家族がうつ病の療養を支えるとき、最終的な目標は社会復帰です。
しかし、焦ってしまうと逆効果になり、回復が長引くこともあります。
大切なのは「回復には段階がある」ことを知り、それに沿って適切なサポートをしていくことです。
①回復の段階を知る:3つのステップ
うつ病から社会復帰するまでには、大きく分けて3つのステップがあります。
1.回復準備期:休養をとりながら、少しずつ活動量を増やしていく
2.準備段階:外の世界と少しずつつながり、生活リズムを整えていく
3.社会復帰:無理なく職場復帰・復学・就労を目指す
家族として「早く元の生活に戻ってほしい」と思うことは自然ですが、焦らず段階を踏むことが、結果的にスムーズな社会復帰につながります。
「大丈夫、焦らなくていいよ」と、まずはあなた自身にも優しい言葉をかけてあげてください。
②準備段階でできる家族のサポート
うつ病の本人は、長い療養生活の間に体力やコミュニケーションへの自信を失っていることが多いです。

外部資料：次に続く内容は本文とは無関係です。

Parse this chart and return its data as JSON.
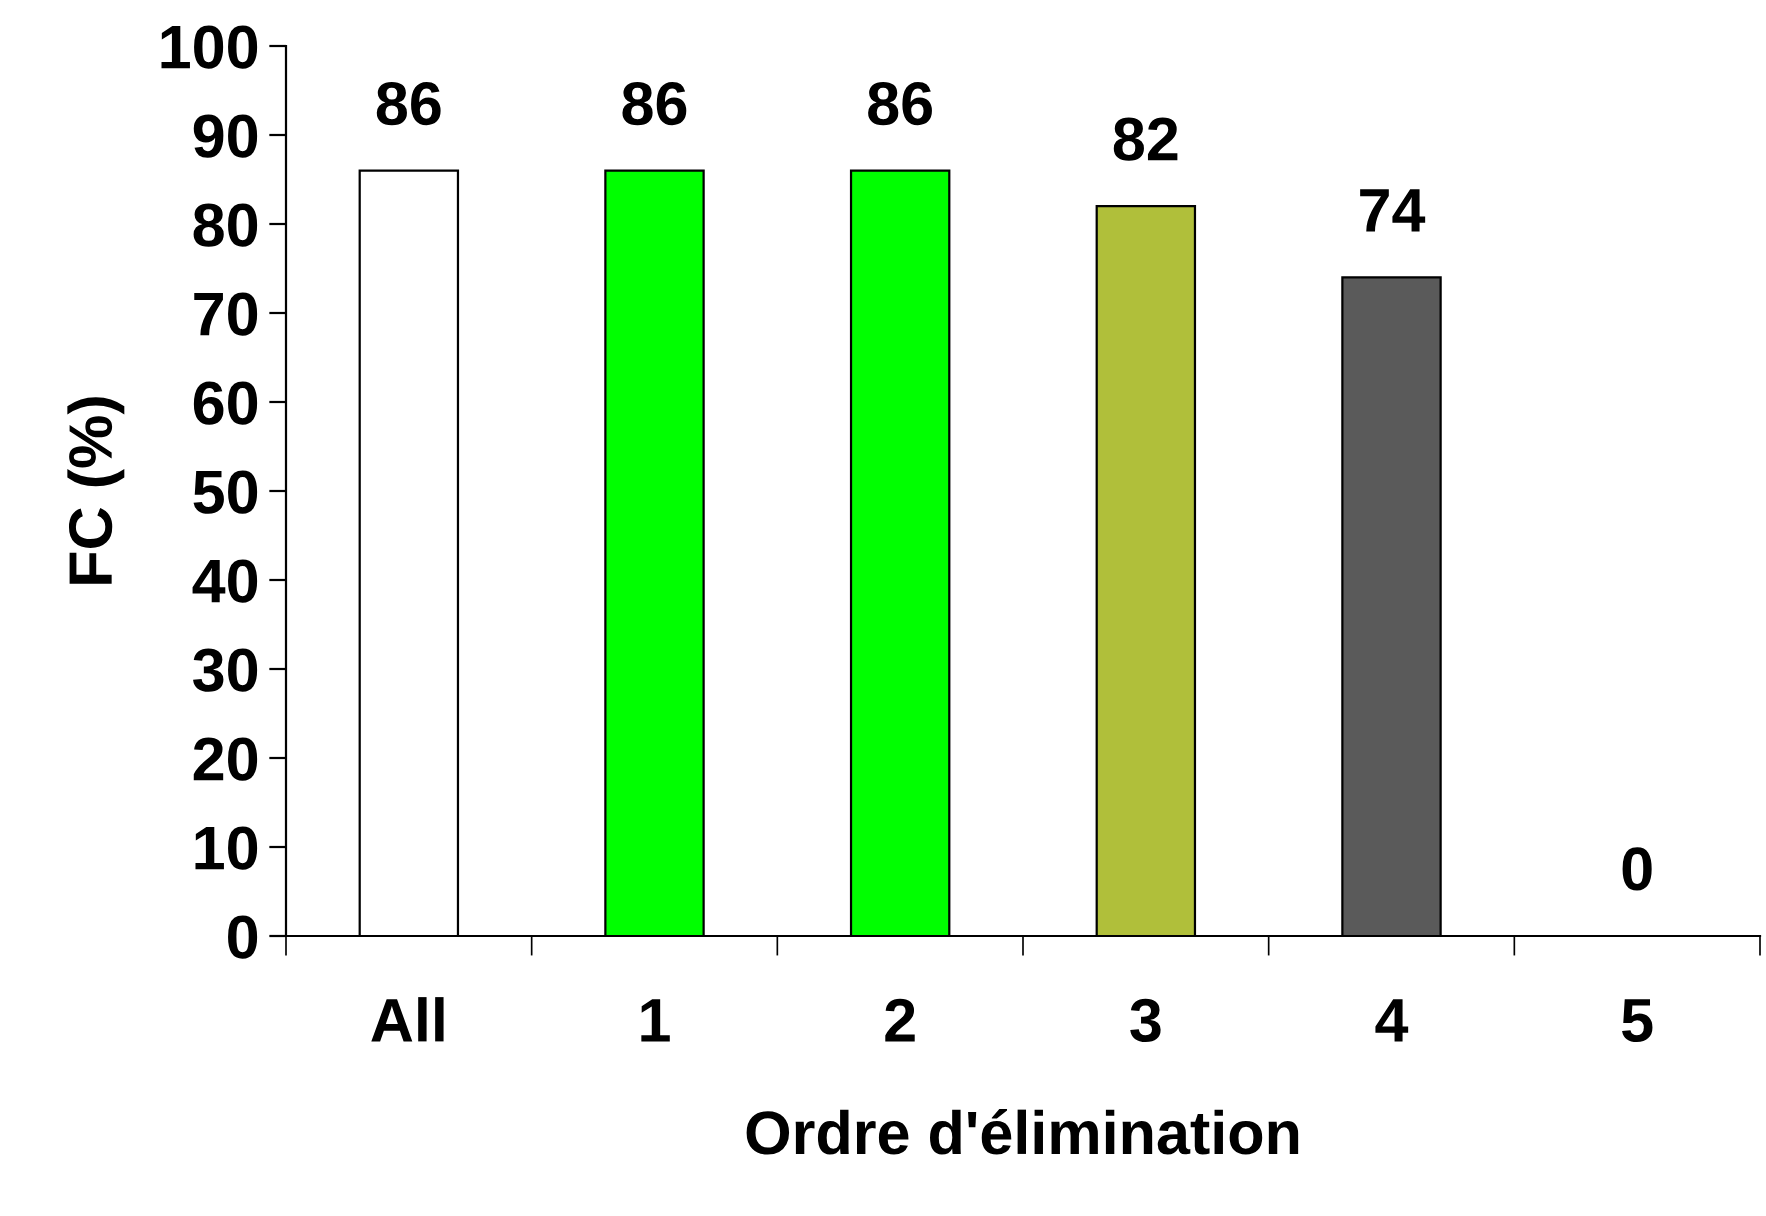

社会復帰に向けて少しずつ慣れるために、家族ができるサポートを3つ紹介します。
1.外に出るきっかけを作る
✅まずは身近な場所に一緒に行ってみる
✅人が少ない時間帯を選び、プレッシャーを感じないよう配慮する
✅本人が行きたい場所を優先する
2.短時間の活動を取り入れる
✅簡単な家事や料理を一緒にする
✅家族以外の人と関わる機会を少しずつ増やす(短時間の交流)
✅地域の支援サービスや作業所の見学を検討する
3.「できたこと」を一緒に振り返る
✅「今日◯◯できたね!」と成功体験を強調する
✅できなかったことではなく、できたことに目を向ける
ポイントは「慣れること」。
短時間・スモールステップを意識して、無理のない範囲で続けていきましょう。
③無理なく長期間サポートを続けるためのコツ
うつ病の回復には時間がかかり、再発防止のためにも長期間のサポートが必要です。
家族の負担を軽減しながら支え続けるために、次の3つを意識しましょう。
1.家族の息抜きを大切にする
✅趣味の時間を持つ
✅好きな音楽を聴く
✅カフェで一息つく
長期間のサポートには、家族自身のリフレッシュが欠かせません。
「自分を大切にする時間」を意識的に作りましょう。
2.周囲の支援を活用する
✅家族向けのカウンセリングや支援グループ
✅地域の相談窓口や自治体の支援サービス
✅友人や親族とのつながりを大切にする
「頼れるものは頼る」。それが心の余裕につながります。
3.できる範囲でサポートする
✅「家族だから頑張らなきゃ」と思いすぎない
✅無理が積み重ならないよう気をつける
完璧に支えようとすると、支える側が先に疲れてしまいます。
あなたが倒れてしまったら、元も子もありません。
④まとめ
✅回復の段階を知る→焦らずステップを踏む
✅準備段階ではスモールステップで慣れていく
✅家族自身の負担軽減も忘れずに!
支えるあなたこそ、大切な存在です。